1. (also smeer) a house-painter.

[UK] New Canting Dict. n.p.: Smear, a Painter, or Plaisterer.
[UK]Defoe Street Robberies Considered 34: Smeer, a Painter.
[UK]Bailey Universal Etym. Eng. Dict. [as cit. 1725].
[UK]B.M. Carew Life and Adventures.
[UK]H.T. Potter New Dict. Cant (1795).

2. a plasterer.

[UK] New Canting Dict. n.p.: Smear, a Painter, or Plaisterer.
[UK]Bailey Universal Etym. Eng. Dict. [as cit. 1725].
[UK]B.M. Carew Life and Adventures.
[UK]Grose Classical Dict. of the Vulgar Tongue.
[UK]Lex. Balatronicum.
[UK]Egan Grose’s Classical Dict. of the Vulgar Tongue.
[US]Matsell Vocabulum.
[Aus]Crowe Aus. Sl. Dict. 76: Smear, a plasterer or mason.

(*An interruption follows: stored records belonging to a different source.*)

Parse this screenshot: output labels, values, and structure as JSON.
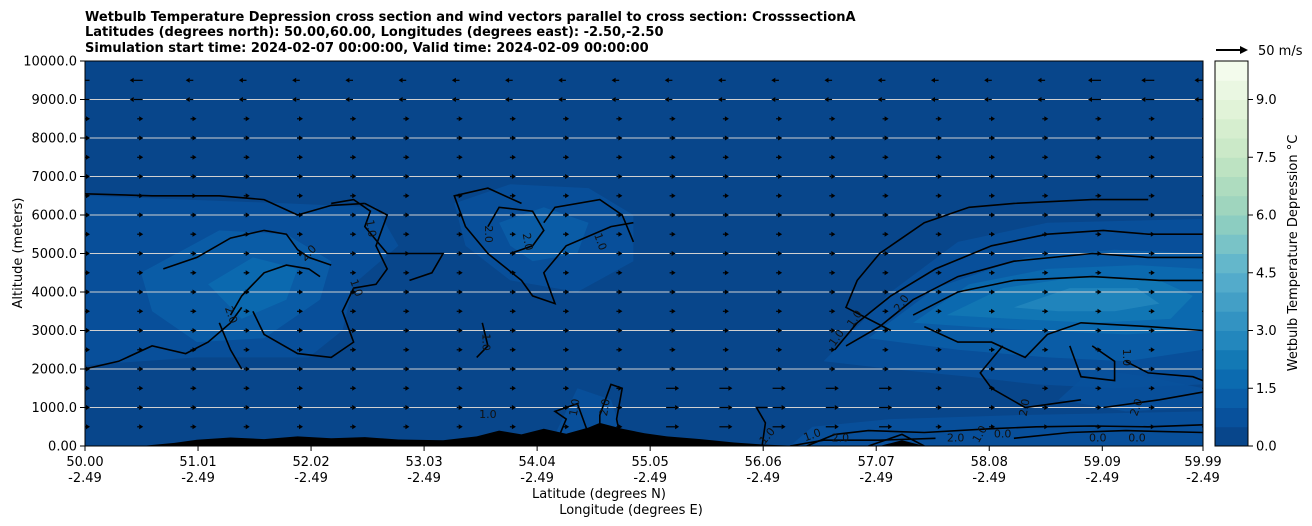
{
  "chart_data": {
    "type": "heatmap",
    "title_lines": [
      "Wetbulb Temperature Depression cross section and wind vectors parallel to cross section: CrosssectionA",
      "Latitudes (degrees north): 50.00,60.00, Longitudes (degrees east): -2.50,-2.50",
      "Simulation start time: 2024-02-07 00:00:00, Valid time: 2024-02-09 00:00:00"
    ],
    "ylabel": "Altitude (meters)",
    "xlabel": "Latitude (degrees N)",
    "xlabel2": "Longitude (degrees E)",
    "ylim": [
      0,
      10000
    ],
    "xlim": [
      50.0,
      59.99
    ],
    "y_ticks": [
      "0.00",
      "1000.0",
      "2000.0",
      "3000.0",
      "4000.0",
      "5000.0",
      "6000.0",
      "7000.0",
      "8000.0",
      "9000.0",
      "10000.0"
    ],
    "y_tick_values": [
      0,
      1000,
      2000,
      3000,
      4000,
      5000,
      6000,
      7000,
      8000,
      9000,
      10000
    ],
    "x_ticks": [
      {
        "lat": "50.00",
        "lon": "-2.49",
        "value": 50.0
      },
      {
        "lat": "51.01",
        "lon": "-2.49",
        "value": 51.01
      },
      {
        "lat": "52.02",
        "lon": "-2.49",
        "value": 52.02
      },
      {
        "lat": "53.03",
        "lon": "-2.49",
        "value": 53.03
      },
      {
        "lat": "54.04",
        "lon": "-2.49",
        "value": 54.04
      },
      {
        "lat": "55.05",
        "lon": "-2.49",
        "value": 55.05
      },
      {
        "lat": "56.06",
        "lon": "-2.49",
        "value": 56.06
      },
      {
        "lat": "57.07",
        "lon": "-2.49",
        "value": 57.07
      },
      {
        "lat": "58.08",
        "lon": "-2.49",
        "value": 58.08
      },
      {
        "lat": "59.09",
        "lon": "-2.49",
        "value": 59.09
      },
      {
        "lat": "59.99",
        "lon": "-2.49",
        "value": 59.99
      }
    ],
    "colorbar": {
      "label": "Wetbulb Temperature Depression °C",
      "min": 0.0,
      "max": 10.0,
      "ticks": [
        "0.0",
        "1.5",
        "3.0",
        "4.5",
        "6.0",
        "7.5",
        "9.0"
      ],
      "tick_values": [
        0.0,
        1.5,
        3.0,
        4.5,
        6.0,
        7.5,
        9.0
      ],
      "levels": 20,
      "colormap": "GnBu",
      "colors": [
        "#08468b",
        "#08519c",
        "#0a5ea8",
        "#0c6bb0",
        "#1379b5",
        "#2387bd",
        "#3393c2",
        "#439fc6",
        "#53abcb",
        "#64b7cb",
        "#79c3c7",
        "#8ccdc1",
        "#9fd5be",
        "#aedcbf",
        "#bde3c2",
        "#cbe9c8",
        "#d6eecf",
        "#e1f3d8",
        "#eaf7e2",
        "#f3fbec"
      ]
    },
    "wind_reference": {
      "label": "50 m/s",
      "speed": 50
    },
    "gridlines": "horizontal",
    "contour_color": "#000000",
    "contour_labels": [
      {
        "text": "2.0",
        "lat": 52.0,
        "alt": 5000,
        "rot": -45
      },
      {
        "text": "1.0",
        "lat": 52.55,
        "alt": 5650,
        "rot": 80
      },
      {
        "text": "1.0",
        "lat": 52.42,
        "alt": 4100,
        "rot": 70
      },
      {
        "text": "2.0",
        "lat": 51.3,
        "alt": 3400,
        "rot": 70
      },
      {
        "text": "2.0",
        "lat": 53.6,
        "alt": 5500,
        "rot": 90
      },
      {
        "text": "2.0",
        "lat": 53.95,
        "alt": 5300,
        "rot": 80
      },
      {
        "text": "1.0",
        "lat": 54.6,
        "alt": 5300,
        "rot": 70
      },
      {
        "text": "1.0",
        "lat": 53.58,
        "alt": 2700,
        "rot": 90
      },
      {
        "text": "1.0",
        "lat": 53.6,
        "alt": 800,
        "rot": 0
      },
      {
        "text": "1.0",
        "lat": 54.38,
        "alt": 1000,
        "rot": -80
      },
      {
        "text": "2.0",
        "lat": 54.65,
        "alt": 1000,
        "rot": -80
      },
      {
        "text": "1.0",
        "lat": 56.5,
        "alt": 270,
        "rot": -20
      },
      {
        "text": "1.0",
        "lat": 56.1,
        "alt": 250,
        "rot": -50
      },
      {
        "text": "2.0",
        "lat": 56.75,
        "alt": 200,
        "rot": 0
      },
      {
        "text": "1.0",
        "lat": 56.72,
        "alt": 2800,
        "rot": -55
      },
      {
        "text": "1.0",
        "lat": 56.88,
        "alt": 3300,
        "rot": -55
      },
      {
        "text": "2.0",
        "lat": 57.3,
        "alt": 3700,
        "rot": -55
      },
      {
        "text": "2.0",
        "lat": 57.78,
        "alt": 200,
        "rot": 0
      },
      {
        "text": "1.0",
        "lat": 58.0,
        "alt": 300,
        "rot": -60
      },
      {
        "text": "0.0",
        "lat": 58.2,
        "alt": 300,
        "rot": 0
      },
      {
        "text": "2.0",
        "lat": 58.4,
        "alt": 1000,
        "rot": -80
      },
      {
        "text": "1.0",
        "lat": 59.3,
        "alt": 2300,
        "rot": 90
      },
      {
        "text": "2.0",
        "lat": 59.4,
        "alt": 1000,
        "rot": -70
      },
      {
        "text": "0.0",
        "lat": 59.05,
        "alt": 200,
        "rot": 0
      },
      {
        "text": "0.0",
        "lat": 59.4,
        "alt": 200,
        "rot": 0
      }
    ]
  }
}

3. (Aus.) the corpse of a murdered person.

[US]Baker ‘Influence of American Sl. on Australia’ in AS XVIII:4 256: A person who has been taken for a ride in the U.S. is a smear in Australia.
[Aus]N. Pulliam I Travelled a Lonely Land (1957) 239/1: smear – a person who has been murdered.

4. (US) a murder.

[US]C.S. Montanye ‘Crepe for Suzette’ Thrilling Detective Oct. 🌐 The front pages of the metropolitan press headlined the mysterious killing of [...] Suzette Darcy. Bill Jamison [...] had turned in his usual good job on the dressing room smear.